Deleting duplicate rows using an immediate table
To delete rows using an immediate table, you use the following steps:
- Create a new table with the same structure as the one whose duplicate rows should be removed.
- Insert distinct rows from the source table to the immediate table.
- Drop the source table.
- Rename the immediate table to the name of the source table.
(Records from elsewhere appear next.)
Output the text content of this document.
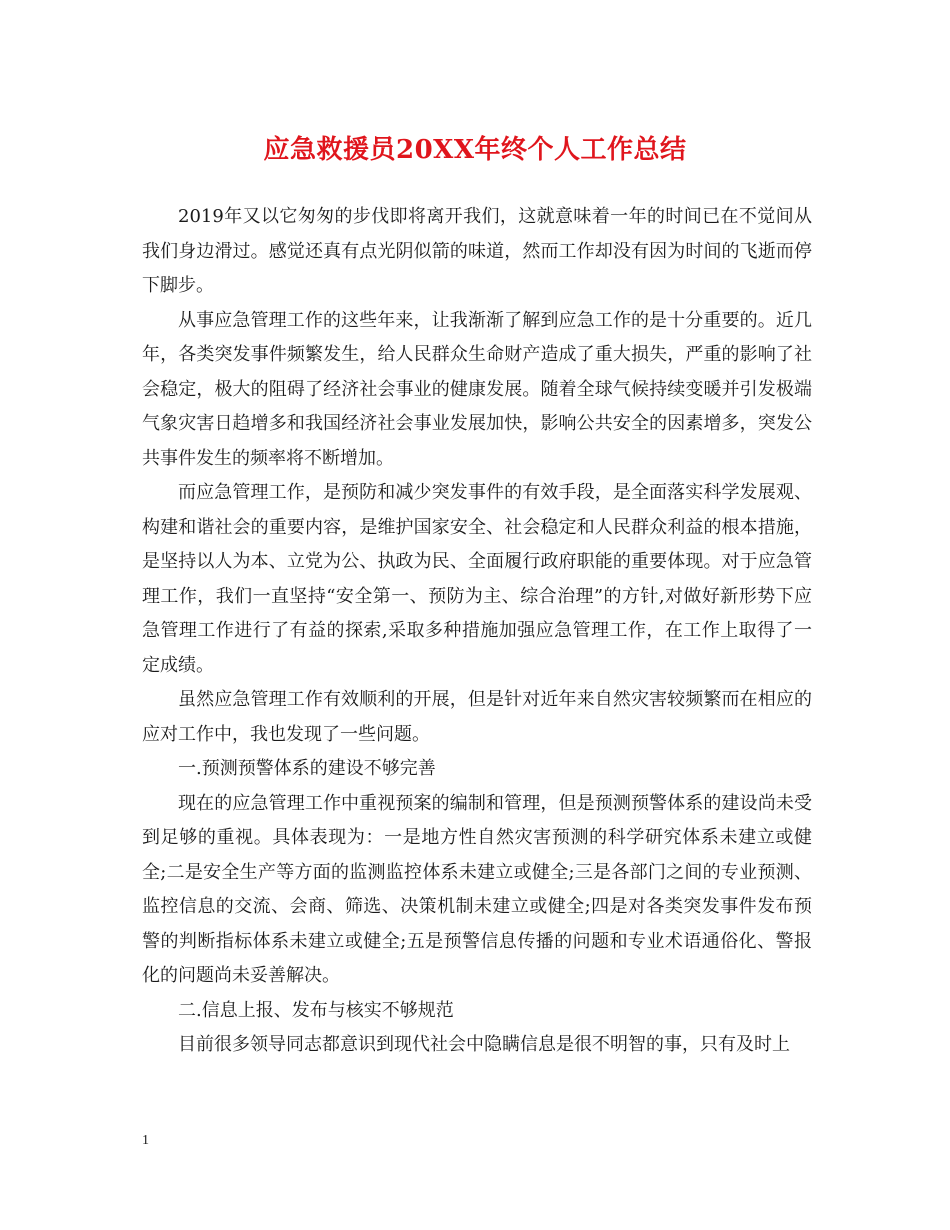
应急救援员20XX年终个人工作总结

2019年又以它匆匆的步伐即将离开我们，这就意味着一年的时间已在不觉间从我们身边滑过。感觉还真有点光阴似箭的味道，然而工作却没有因为时间的飞逝而停下脚步。

从事应急管理工作的这些年来，让我渐渐了解到应急工作的是十分重要的。近几年，各类突发事件频繁发生，给人民群众生命财产造成了重大损失，严重的影响了社会稳定，极大的阻碍了经济社会事业的健康发展。随着全球气候持续变暖并引发极端气象灾害日趋增多和我国经济社会事业发展加快，影响公共安全的因素增多，突发公共事件发生的频率将不断增加。

而应急管理工作，是预防和减少突发事件的有效手段，是全面落实科学发展观、构建和谐社会的重要内容，是维护国家安全、社会稳定和人民群众利益的根本措施，是坚持以人为本、立党为公、执政为民、全面履行政府职能的重要体现。对于应急管理工作，我们一直坚持“安全第一、预防为主、综合治理”的方针,对做好新形势下应急管理工作进行了有益的探索,采取多种措施加强应急管理工作，在工作上取得了一定成绩。

虽然应急管理工作有效顺利的开展，但是针对近年来自然灾害较频繁而在相应的应对工作中，我也发现了一些问题。

一.预测预警体系的建设不够完善

现在的应急管理工作中重视预案的编制和管理，但是预测预警体系的建设尚未受到足够的重视。具体表现为：一是地方性自然灾害预测的科学研究体系未建立或健全;二是安全生产等方面的监测监控体系未建立或健全;三是各部门之间的专业预测、监控信息的交流、会商、筛选、决策机制未建立或健全;四是对各类突发事件发布预警的判断指标体系未建立或健全;五是预警信息传播的问题和专业术语通俗化、警报化的问题尚未妥善解决。

二.信息上报、发布与核实不够规范

目前很多领导同志都意识到现代社会中隐瞒信息是很不明智的事，只有及时上

1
The following illustrates the steps of removing duplicate rows from the basket
table:
-- step 1
CREATE TABLE basket_temp (LIKE basket);
-- step 2
INSERT INTO basket_temp(fruit, id)
SELECT
DISTINCT ON (fruit) fruit,
id
FROM basket;
-- step 3
DROP TABLE basket;
-- step 4
ALTER TABLE basket_temp
RENAME TO basket;
In this tutorial, you have learned how to delete duplicate rows in PostgreSQL using the DELETE USING
statement, subquery, and the immediate table techniques.